More about Robert S. Chang 

Chang’s scholarly interests focus on race and interethnic relations. He joins UCI Law from Seattle University School of Law, where he was a professor of law and founded and directed the Fred T. Korematsu Center for Law and Equality. He previously served as associate dean for research and faculty development. Prior to that, he was a professor of law and J. Rex Dibble Fellow at Loyola Law School in Los Angeles.  

Chang is the author of “Disoriented: Asian Americans, Law and the Nation-State (NYU Press 1999) and co-editor of “Minority Relations: Intergroup Conflict and Cooperation (University Press of Mississippi 2017). He has also authored more than 60 articles, essays and chapters published in leading law reviews and books on critical race theory, LatCrit theory and Asian American legal studies. He is currently working on two books: one on the political and legal struggle over Mexican American Studies in Arizona (with Nolan Cabrera), and the other, “The United States Supreme Court and White Social Dominance” (with Carlton Waterhouse, Michalyn Steele and Tanya Hernandez) is under contract with Cambridge University Press. 

Chang has received numerous recognitions for his scholarship and service.
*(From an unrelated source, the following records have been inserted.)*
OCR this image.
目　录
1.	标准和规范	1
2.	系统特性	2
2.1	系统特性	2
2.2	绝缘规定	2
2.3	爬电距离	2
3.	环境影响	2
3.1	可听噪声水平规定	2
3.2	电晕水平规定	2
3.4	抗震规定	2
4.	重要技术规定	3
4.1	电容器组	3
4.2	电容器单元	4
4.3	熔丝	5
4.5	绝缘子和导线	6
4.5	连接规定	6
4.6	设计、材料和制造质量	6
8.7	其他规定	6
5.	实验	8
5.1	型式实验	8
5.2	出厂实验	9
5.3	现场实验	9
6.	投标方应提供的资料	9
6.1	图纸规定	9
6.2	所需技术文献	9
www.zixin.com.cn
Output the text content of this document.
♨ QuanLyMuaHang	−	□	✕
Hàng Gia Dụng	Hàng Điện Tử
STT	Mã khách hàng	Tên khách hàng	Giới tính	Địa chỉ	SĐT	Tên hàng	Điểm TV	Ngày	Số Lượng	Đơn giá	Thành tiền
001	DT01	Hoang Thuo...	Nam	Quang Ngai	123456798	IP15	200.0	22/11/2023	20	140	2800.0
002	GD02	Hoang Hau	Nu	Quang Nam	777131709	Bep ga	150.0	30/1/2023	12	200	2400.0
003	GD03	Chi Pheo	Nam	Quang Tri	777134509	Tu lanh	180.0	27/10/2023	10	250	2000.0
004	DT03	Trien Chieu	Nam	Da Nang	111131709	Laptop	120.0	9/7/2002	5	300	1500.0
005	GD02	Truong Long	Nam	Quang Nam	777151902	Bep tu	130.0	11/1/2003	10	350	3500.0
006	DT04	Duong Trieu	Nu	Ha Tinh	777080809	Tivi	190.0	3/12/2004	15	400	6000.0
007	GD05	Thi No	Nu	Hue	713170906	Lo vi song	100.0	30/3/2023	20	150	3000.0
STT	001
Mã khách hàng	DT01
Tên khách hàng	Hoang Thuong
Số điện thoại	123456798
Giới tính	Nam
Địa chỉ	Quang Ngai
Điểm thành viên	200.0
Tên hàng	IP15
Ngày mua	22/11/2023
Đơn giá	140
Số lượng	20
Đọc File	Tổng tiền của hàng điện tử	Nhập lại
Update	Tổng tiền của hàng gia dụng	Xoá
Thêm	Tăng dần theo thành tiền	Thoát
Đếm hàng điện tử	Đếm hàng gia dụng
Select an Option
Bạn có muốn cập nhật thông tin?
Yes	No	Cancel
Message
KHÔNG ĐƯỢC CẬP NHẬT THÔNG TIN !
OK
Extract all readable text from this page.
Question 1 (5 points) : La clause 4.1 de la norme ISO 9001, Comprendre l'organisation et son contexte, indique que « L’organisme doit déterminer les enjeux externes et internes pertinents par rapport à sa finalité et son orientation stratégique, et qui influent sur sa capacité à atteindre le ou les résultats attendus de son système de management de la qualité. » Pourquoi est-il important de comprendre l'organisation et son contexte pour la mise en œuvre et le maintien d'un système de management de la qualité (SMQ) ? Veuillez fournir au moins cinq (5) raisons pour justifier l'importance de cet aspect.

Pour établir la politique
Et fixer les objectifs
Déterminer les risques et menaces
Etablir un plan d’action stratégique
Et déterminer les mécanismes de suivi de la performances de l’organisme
Most recently, in 2022, he was the recipient of Seattle University’s McGoldrick Fellowship, the most prestigious honor Seattle University confers upon its faculty. Previously, he was the 2009 co-recipient of the Clyde Ferguson Award, given by the Minority Groups Section of the Association of American Law Schools, which is “granted to an outstanding law teacher who in the course of his or her career has achieved excellence in the areas of public service, teaching and scholarship.”

He became an elected member of the American Law Institute in 2012, and he was the co-recipient of the 2014 Charles A. Goldmark Distinguished Service Award from the Legal Foundation of Washington for his leadership role in a statewide task force on race and the criminal justice system. The Society of American Law Teachers recognized him in 2018 with the M. Shanara Gilbert Human Rights Award for his work as co-counsel in taking successfully to trial a constitutional challenge to the enactment and enforcement of a facially neutral law that was used to terminate the Mexican American Studies Program at the Tucson Unified School District. 

Chang received an A.B. from Princeton University and holds M.A. and J.D. degrees from Duke University.